What is your favorite word right now?

  • Heyo! It means the same as new.
  • Travel. I have the opportunity to travel around Southeast Asia when I graduate and could not be more excited.
  • Colloquial
  • Be mindful, be present in the moment. Don’t rush. Relax.
  • Stress free
  • Conquer
  • Faith
  • Graduation
  • Yes, because it is a positive word.
  • Bazinga
  • Cat

Will you share with us something that has been on your mind lately?

  • Trying to figure out what I want to focus on within social work.
  • I am trying to decide what I will do after graduation—so many options but some involve tough choices.
  • I am worried that I will stress out too much with my job, my classes, internship, not get enough sleep. I need to learn/practice self-care techniques.
  • Many different things: school, bills, relationships, internship, being mindful throughout my day.
  • How I will feel/react when something happens in my internship that makes me upset or uncomfortable.
  • Being able to manage everything all at once.
  • Time management, as it pertains to school and my internship.
  • Cold weather is coming. Kalamazoo needs more shelters for homeless, warm clothes, and even services for stray animals.
  • How I did on my exam yesterday.
  • My nephew and niece.
  • Multi-tasking—assignments, interning, my job.

Behind every successful student is a caring adult. Who has been your caring adult?

  • My parents. They’ve supported me financially, emotionally, and spiritually throughout my life.

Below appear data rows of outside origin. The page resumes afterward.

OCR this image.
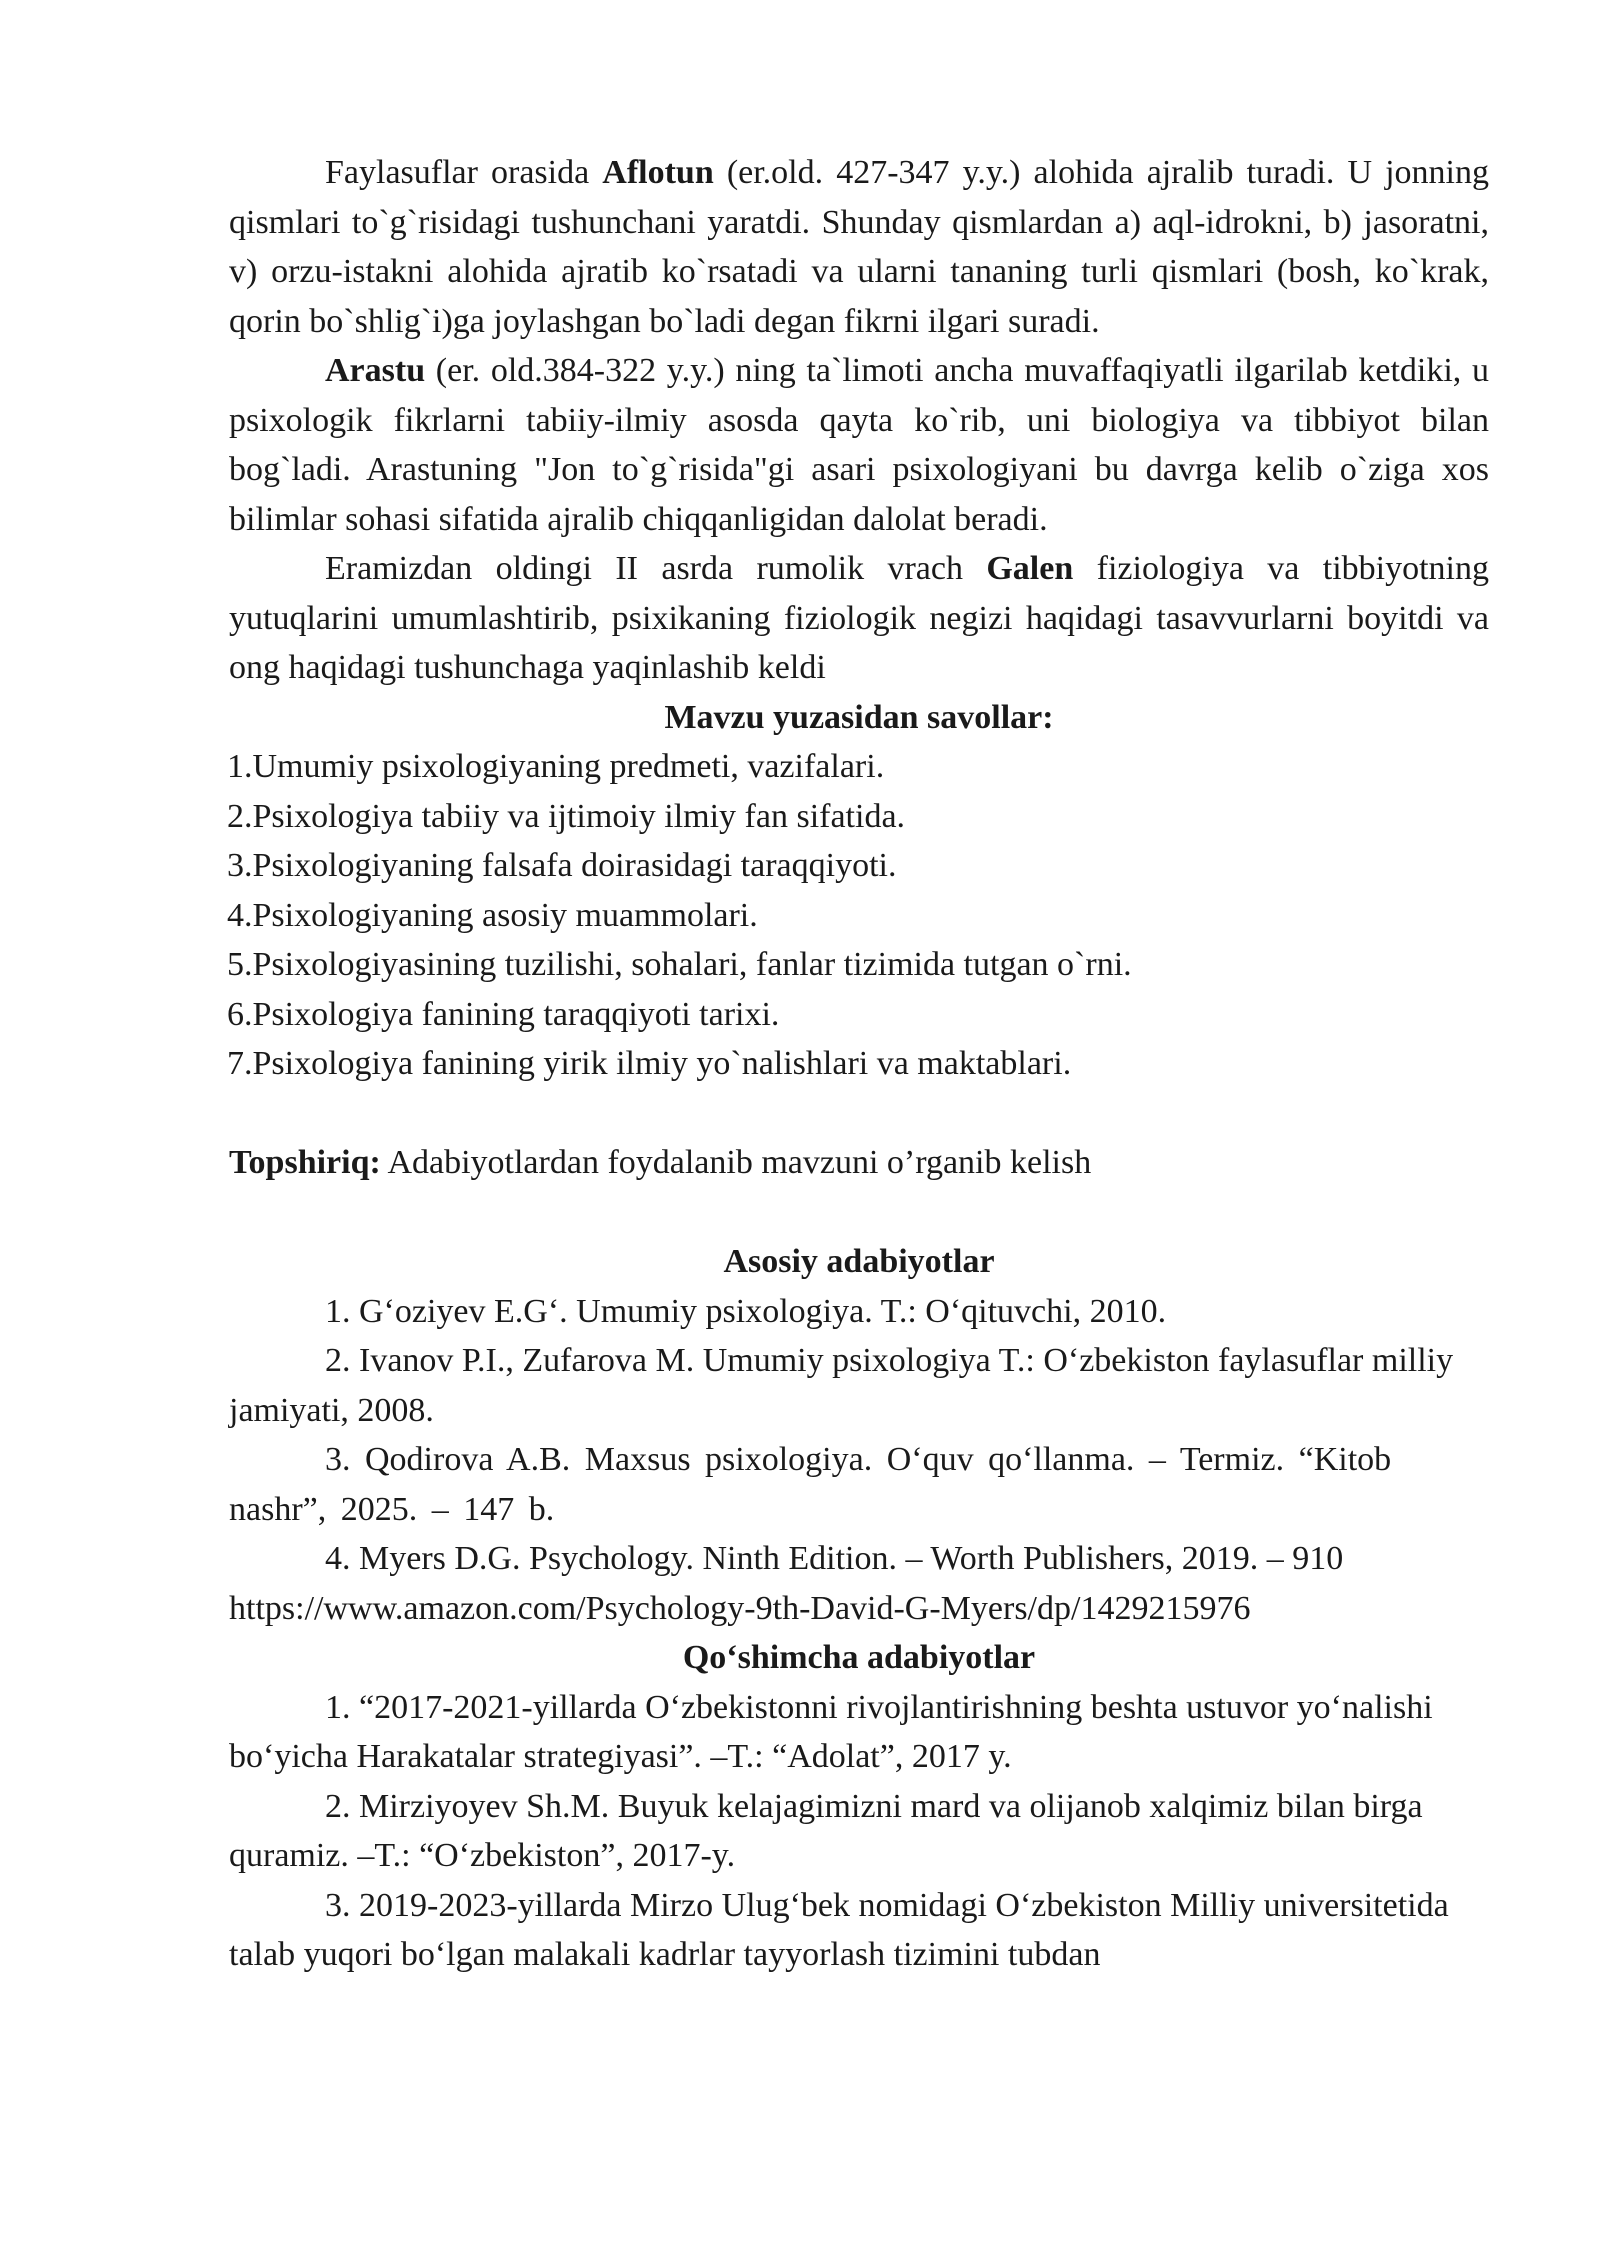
Faylasuflar orasida Aflotun (er.old. 427-347 y.y.) alohida ajralib turadi. U jonning qismlari to`g`risidagi tushunchani yaratdi. Shunday qismlardan a) aql-idrokni, b) jasoratni, v) orzu-istakni alohida ajratib ko`rsatadi va ularni tananing turli qismlari (bosh, ko`krak, qorin bo`shlig`i)ga joylashgan bo`ladi degan fikrni ilgari suradi.

Arastu (er. old.384-322 y.y.) ning ta`limoti ancha muvaffaqiyatli ilgarilab ketdiki, u psixologik fikrlarni tabiiy-ilmiy asosda qayta ko`rib, uni biologiya va tibbiyot bilan bog`ladi. Arastuning "Jon to`g`risida"gi asari psixologiyani bu davrga kelib o`ziga xos bilimlar sohasi sifatida ajralib chiqqanligidan dalolat beradi.

Eramizdan oldingi II asrda rumolik vrach Galen fiziologiya va tibbiyotning yutuqlarini umumlashtirib, psixikaning fiziologik negizi haqidagi tasavvurlarni boyitdi va ong haqidagi tushunchaga yaqinlashib keldi

Mavzu yuzasidan savollar:

1.Umumiy psixologiyaning predmeti, vazifalari.

2.Psixologiya tabiiy va ijtimoiy ilmiy fan sifatida.

3.Psixologiyaning falsafa doirasidagi taraqqiyoti.

4.Psixologiyaning asosiy muammolari.

5.Psixologiyasining tuzilishi, sohalari, fanlar tizimida tutgan o`rni.

6.Psixologiya fanining taraqqiyoti tarixi.

7.Psixologiya fanining yirik ilmiy yo`nalishlari va maktablari.

Topshiriq: Adabiyotlardan foydalanib mavzuni o’rganib kelish

Asosiy adabiyotlar

1. G‘oziyev E.G‘. Umumiy psixologiya. T.: O‘qituvchi, 2010.

2. Ivanov P.I., Zufarova M. Umumiy psixologiya T.: O‘zbekiston faylasuflar milliy jamiyati, 2008.

3. Qodirova A.B. Maxsus psixologiya. O‘quv qo‘llanma. – Termiz. “Kitob nashr”, 2025. – 147 b.

4. Myers D.G. Psychology. Ninth Edition. – Worth Publishers, 2019. – 910 https://www.amazon.com/Psychology-9th-David-G-Myers/dp/1429215976

Qo‘shimcha adabiyotlar

1. “2017-2021-yillarda O‘zbekistonni rivojlantirishning beshta ustuvor yo‘nalishi bo‘yicha Harakatalar strategiyasi”. –T.: “Adolat”, 2017 y.

2. Mirziyoyev Sh.M. Buyuk kelajagimizni mard va olijanob xalqimiz bilan birga quramiz. –T.: “O‘zbekiston”, 2017-y.

3. 2019-2023-yillarda Mirzo Ulug‘bek nomidagi O‘zbekiston Milliy universitetida talab yuqori bo‘lgan malakali kadrlar tayyorlash tizimini tubdan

Even now, through grad school.
  • My AmeriCorps team leader Jessi was a huge inspiration and taught me to be an independent and strong woman while maintaining relationships.
  • My mom when I was a child and my former foster mom/dad when I was a teen.
  • My mom. My mom has always pushed me to be the best I can be and encouraged me to get an education and do well for myself.
  • My mother! My mother has been there for me my whole life and is the only person that can, first-hand, lower my stress by just a phone call. She has taught me to be strong and have faith when in a bad situation.
  • My aunt. She has always supported me. She always has high hopes for me. She was one of the only positive role models in my life.
  • My mother and father. They have always been there for me and they have built me up when I feel the most alone. I can always rely on them to give me good advice. They have been shaping me ever since I was a little girl into the person I am today.
  • My aunt. After my mom disappeared, my aunt took more of a “mom” role and became more involved in my life.
  • My grandmother. I’ve lived with her my whole life and she raised me. She’s always been there for me when I needed it the most.
  • My second grade teacher, Ms. Jeski. She was a hockey fan and made me feel special since I played hockey.
  • Ms. Aleman. She taught me English.